10" for the smallest dimension is still very small for "Ultimate PC Audio". Those of us who hang around this site are more into home theater audio. For example the very nice SVS PB10-NSD has a smallest dimension of 15".


----------



## drdoan (Aug 30, 2006)

have you checked into any used Sunfire subs. They are small but good. Most subs that small will sacrifice both sound pressure level, and, sound quality. Several companies sell smaller subs with 8" drivers, so, you could look online. Let us know what you find. Have fun, Dennis


----------



## MatrixDweller (Jul 24, 2007)

How about a Velodyne Mini Vee? It's only about 10" high and wide, but is about 12" deep. There is also the SuperCube III from Definitive Technology that is pretty small. They are a little above your budget...but you did say ultimate.

bobgpsr is right though.

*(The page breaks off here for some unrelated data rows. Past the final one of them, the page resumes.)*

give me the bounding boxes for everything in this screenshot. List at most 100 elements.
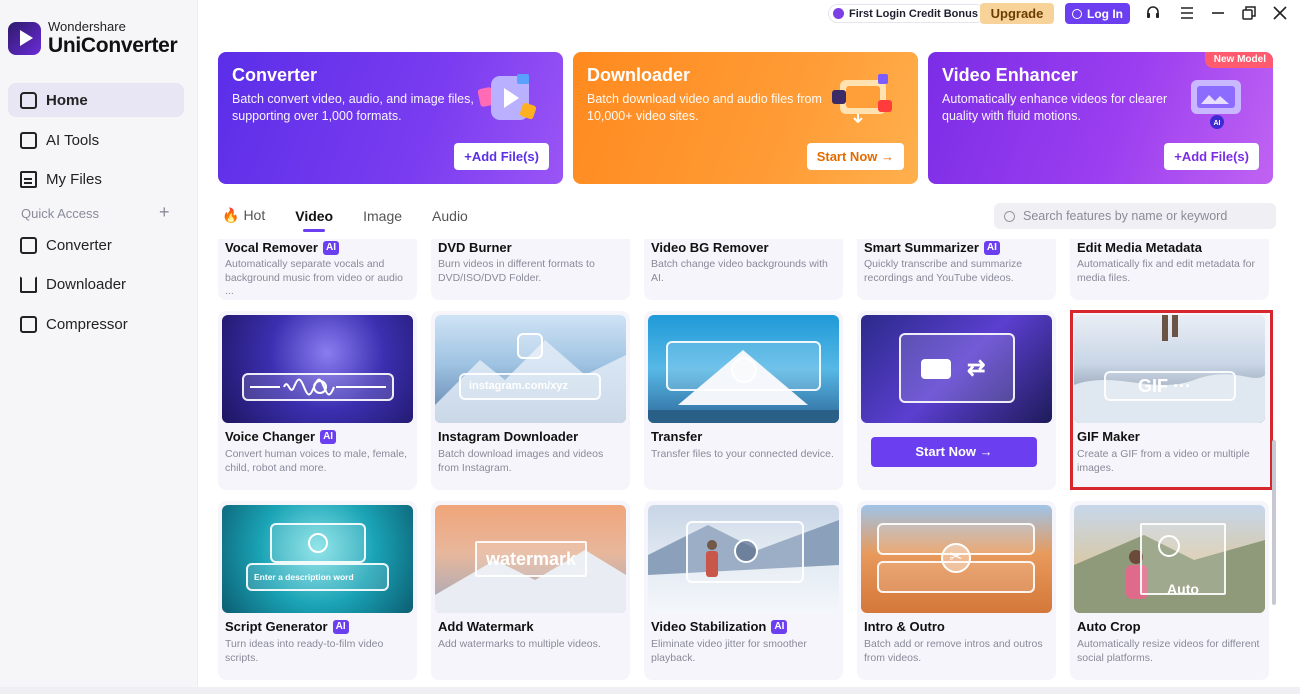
downloader-banner[interactable]: Downloader Batch download video and audi… (573, 52, 918, 184)
feature-thumbnail: ⇄ (861, 315, 1052, 423)
menu-icon[interactable] (1178, 5, 1196, 23)
close-icon[interactable] (1271, 5, 1289, 23)
card-description: Add watermarks to multiple videos. (438, 638, 601, 650)
instagram-icon (517, 333, 543, 359)
svg-text:AI: AI (1214, 120, 1221, 127)
downloader-illustration-icon (832, 74, 892, 124)
card-title: Video BG Remover (651, 240, 769, 255)
user-icon (1072, 8, 1082, 19)
start-now-button[interactable]: Start Now → (806, 143, 904, 170)
feature-card-intro-outro[interactable]: ✂ Intro & Outro Batch add or remove intr… (857, 501, 1056, 680)
feature-card-edit-media-metadata[interactable]: Edit Media Metadata Automatically fix an… (1070, 239, 1269, 300)
card-title: Edit Media Metadata (1077, 240, 1202, 255)
tab-audio[interactable]: Audio (432, 208, 468, 224)
sidebar-item-ai-tools[interactable]: AI Tools (8, 123, 184, 157)
sidebar-item-compressor[interactable]: Compressor (8, 307, 184, 341)
sidebar-item-home[interactable]: Home (8, 83, 184, 117)
tab-image[interactable]: Image (363, 208, 402, 224)
converter-illustration-icon (477, 74, 537, 120)
restore-icon[interactable] (1240, 5, 1258, 23)
swap-icon: ⇄ (967, 355, 986, 380)
transfer-icon (731, 357, 757, 383)
ai-badge: AI (332, 619, 349, 634)
downloader-icon (20, 275, 37, 293)
feature-card-transfer[interactable]: Transfer Transfer files to your connecte… (644, 311, 843, 490)
home-icon (20, 91, 37, 109)
feature-card-video-bg-remover[interactable]: Video BG Remover Batch change video back… (644, 239, 843, 300)
mountain-icon (435, 340, 626, 423)
feature-card-voice-changer[interactable]: Voice Changer AI Convert human voices to … (218, 311, 417, 490)
banner-title: Downloader (587, 65, 691, 85)
converter-banner[interactable]: Converter Batch convert video, audio, an… (218, 52, 563, 184)
banner-description: Automatically enhance videos for clearer… (942, 92, 1168, 123)
video-enhancer-banner[interactable]: New Model Video Enhancer Automatically e… (928, 52, 1273, 184)
feature-card-hovered[interactable]: ⇄ Start Now → (857, 311, 1056, 490)
feature-card-instagram-downloader[interactable]: instagram.com/xyz Instagram Downloader B… (431, 311, 630, 490)
ai-badge: AI (320, 429, 337, 444)
search-placeholder: Search features by name or keyword (1023, 209, 1228, 223)
feature-card-smart-summarizer[interactable]: Smart Summarizer AI Quickly transcribe an… (857, 239, 1056, 300)
sidebar-item-label: My Files (46, 170, 102, 188)
card-description: Turn ideas into ready-to-film video scri… (225, 638, 384, 664)
tab-video[interactable]: Video (295, 208, 333, 232)
sidebar-item-label: Downloader (46, 275, 127, 293)
quick-access-label: Quick Access (21, 206, 100, 221)
upgrade-button[interactable]: Upgrade (980, 3, 1054, 24)
search-icon (1004, 210, 1015, 222)
video-stabilization-thumbnail (648, 505, 839, 613)
feature-card-add-watermark[interactable]: watermark Add Watermark Add watermarks t… (431, 501, 630, 680)
app-name: UniConverter (48, 34, 178, 57)
banner-title: Video Enhancer (942, 65, 1078, 85)
search-input[interactable]: Search features by name or keyword (994, 203, 1276, 229)
card-description: Automatically fix and edit metadata for … (1077, 258, 1256, 284)
script-generator-thumbnail: Enter a description word (222, 505, 413, 613)
feature-card-vocal-remover[interactable]: Vocal Remover AI Automatically separate v… (218, 239, 417, 300)
card-title: Smart Summarizer AI (864, 240, 1000, 255)
bonus-icon (833, 8, 844, 19)
add-files-button[interactable]: +Add File(s) (1164, 143, 1259, 170)
support-icon[interactable] (1144, 5, 1162, 23)
card-description: Automatically separate vocals and backgr… (225, 258, 404, 297)
credit-bonus-button[interactable]: First Login Credit Bonus (828, 4, 986, 23)
login-button[interactable]: Log In (1065, 3, 1130, 24)
sidebar-item-downloader[interactable]: Downloader (8, 267, 184, 301)
card-title: Add Watermark (438, 619, 534, 634)
sidebar-item-label: Converter (46, 236, 112, 254)
card-description: Quickly transcribe and summarize recordi… (864, 258, 1023, 284)
feature-card-dvd-burner[interactable]: DVD Burner Burn videos in different form… (431, 239, 630, 300)
banner-description: Batch download video and audio files fro… (587, 92, 822, 123)
brand-name: Wondershare (48, 19, 126, 34)
feature-card-script-generator[interactable]: Enter a description word Script Generato… (218, 501, 417, 680)
ai-tools-icon (20, 131, 37, 149)
waveform-icon (242, 373, 394, 401)
camera-icon (734, 539, 758, 563)
minimize-icon[interactable] (1209, 5, 1227, 23)
scrollbar[interactable] (1272, 440, 1276, 605)
bottom-edge (0, 687, 1300, 694)
bonus-label: First Login Credit Bonus (849, 7, 978, 20)
voice-changer-thumbnail (222, 315, 413, 423)
tab-hot[interactable]: 🔥 Hot (222, 207, 265, 224)
card-title: Voice Changer AI (225, 429, 337, 444)
ai-badge: AI (771, 619, 788, 634)
sidebar-item-label: Compressor (46, 315, 128, 333)
sidebar-item-my-files[interactable]: My Files (8, 162, 184, 196)
card-title: Auto Crop (1077, 619, 1141, 634)
add-quick-access-icon[interactable]: + (159, 202, 170, 223)
selection-highlight (1070, 310, 1273, 490)
sidebar-item-converter[interactable]: Converter (8, 228, 184, 262)
watermark-box: watermark (475, 541, 587, 577)
card-title: Transfer (651, 429, 703, 444)
compressor-icon (20, 315, 37, 333)
vr-headset-icon (921, 359, 951, 379)
start-now-button[interactable]: Start Now → (871, 437, 1037, 467)
card-description: Batch change video backgrounds with AI. (651, 258, 828, 284)
transfer-thumbnail (648, 315, 839, 423)
card-description: Eliminate video jitter for smoother play… (651, 638, 807, 664)
scissors-icon: ✂ (941, 543, 971, 573)
file-icon (20, 170, 37, 188)
add-files-button[interactable]: +Add File(s) (454, 143, 549, 170)
app-logo[interactable]: Wondershare UniConverter (8, 19, 178, 57)
feature-card-video-stabilization[interactable]: Video Stabilization AI Eliminate video ji… (644, 501, 843, 680)
feature-card-auto-crop[interactable]: Auto Auto Crop Automatically resize vide… (1070, 501, 1269, 680)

A small sub is hardly "Ultimate" but for a computer set up a Mini Vee would trounce any of the PC bundled subs.


----------



## mike c (Apr 25, 2006)

HSU has one that is 11" wide

http://www.hsuresearch.com/subwoofers.html


----------



## bobgpsr (Apr 20, 2006)

mike c said:


> HSU has one that is 11" wide
> 
> http://www.hsuresearch.com/subwoofers.html


You mean the STF-1 with a HSU *Loudness Level *rating of 1. 

I like the fact that HSU has a simple to understand loudness level rating system for subwoofers and what size rooms they are best suited for. :T


----------